Я не осознавала, что прижимаю его к раковине, но его руки были не скрещены, кисти сжаты в кулаки по бокам. Я видела, как напряглись его челюсти и участилось дыхание. Фауст уставился на меня, не потрудившись открыть свой большой глупый рот. Я догадалась, что ему нечего было на это сказать. Мудак. Прежде чем я успела сказать что-нибудь еще, чья-то рука легла мне на плечо. Я напряглась, и глаза Фауста метнулись к тому, кто был позади меня, и сверкнули.
— Давай, девочка, оденем тебя, — мягко сказала Меррик. Он мягко потянул меня назад, но я стряхнула его руку.
— Я могу сделать это сама, — отрезала я. Меррик нахмурился, но отступил, когда я пробормотала себе под нос несколько ругательств.
— Да, Меррик, она может сама надеть свою одежду, — внезапно сказал Фауст, и в его голосе прозвучала невероятная горечь, но я предположила, что в данный момент для него это было нормой, пока он не добавил: — Или это и твоя работа, раз она позволяет тебе снимать ее?
Задержав дыхание, я резко развернулась, пригвоздив его взглядом, когда Меррик шагнул вперед, расправляя плечи.
— Пошел ты, чувак. — Рявкнул он.
Фауст горько улыбнулся.
— Если я вежливо попрошу, возможно, Сиренити именно это и сделает.

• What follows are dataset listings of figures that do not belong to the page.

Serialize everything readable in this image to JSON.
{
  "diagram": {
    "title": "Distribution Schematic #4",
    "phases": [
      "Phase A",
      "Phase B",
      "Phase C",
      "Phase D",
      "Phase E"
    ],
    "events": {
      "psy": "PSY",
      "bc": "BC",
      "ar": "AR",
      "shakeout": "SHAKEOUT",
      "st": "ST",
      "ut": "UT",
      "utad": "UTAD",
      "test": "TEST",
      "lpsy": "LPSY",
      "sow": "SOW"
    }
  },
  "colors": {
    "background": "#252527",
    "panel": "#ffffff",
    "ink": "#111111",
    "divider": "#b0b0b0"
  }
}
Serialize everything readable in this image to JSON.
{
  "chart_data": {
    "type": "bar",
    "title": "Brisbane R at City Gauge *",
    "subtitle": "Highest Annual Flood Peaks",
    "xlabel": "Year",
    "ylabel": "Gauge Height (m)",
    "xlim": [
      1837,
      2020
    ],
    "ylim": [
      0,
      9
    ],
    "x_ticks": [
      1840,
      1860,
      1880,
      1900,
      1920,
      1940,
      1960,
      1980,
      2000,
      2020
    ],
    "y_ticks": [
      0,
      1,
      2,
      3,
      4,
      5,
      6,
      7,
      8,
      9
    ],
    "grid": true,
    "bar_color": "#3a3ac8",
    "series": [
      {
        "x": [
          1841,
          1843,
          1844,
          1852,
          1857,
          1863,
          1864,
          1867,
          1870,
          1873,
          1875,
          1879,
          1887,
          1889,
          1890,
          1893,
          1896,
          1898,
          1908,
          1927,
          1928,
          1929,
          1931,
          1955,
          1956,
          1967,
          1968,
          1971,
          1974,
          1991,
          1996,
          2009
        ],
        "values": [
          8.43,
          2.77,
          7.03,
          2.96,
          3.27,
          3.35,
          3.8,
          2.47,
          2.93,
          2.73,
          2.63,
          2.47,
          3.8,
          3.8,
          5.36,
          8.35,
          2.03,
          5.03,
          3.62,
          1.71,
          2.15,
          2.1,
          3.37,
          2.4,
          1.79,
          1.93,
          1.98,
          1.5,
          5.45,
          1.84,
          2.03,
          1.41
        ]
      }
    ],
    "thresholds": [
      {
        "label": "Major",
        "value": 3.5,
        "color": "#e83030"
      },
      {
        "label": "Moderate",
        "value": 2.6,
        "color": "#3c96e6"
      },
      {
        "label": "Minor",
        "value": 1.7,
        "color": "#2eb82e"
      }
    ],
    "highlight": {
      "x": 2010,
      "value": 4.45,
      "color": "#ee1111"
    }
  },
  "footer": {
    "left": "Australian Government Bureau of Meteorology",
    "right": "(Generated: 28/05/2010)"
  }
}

— О чем, черт возьми, ты говоришь? — Спросил Атлас, переводя взгляд с нас троих. — Меррик, что случилось? — Меррик молчал, стиснув челюсти, когда они с Фаустом, казалось, переглянулись, поэтому Атлас снова спросил: — Меррик, я задал тебе вопрос. Ты… — Он кашлянул, на долю секунды переведя взгляд на меня. — Ты трахнул нашу заключенную?
Я фыркнула.
— О, это здорово слышать от тебя. — Все взгляды обратились ко мне, когда я покачала головой, глядя на Атласа. Я подошла к стоящей вешалке и сняла одежду с крючка, пока все они смотрели. По крайней мере, на этот раз там было нижнее белье, пара джинсов, которые удивительно сидели, и черная майка. — Не притворяйся таким высокомерным, лидер ковена, как будто ты не пробовал то же самое в этой самой комнате.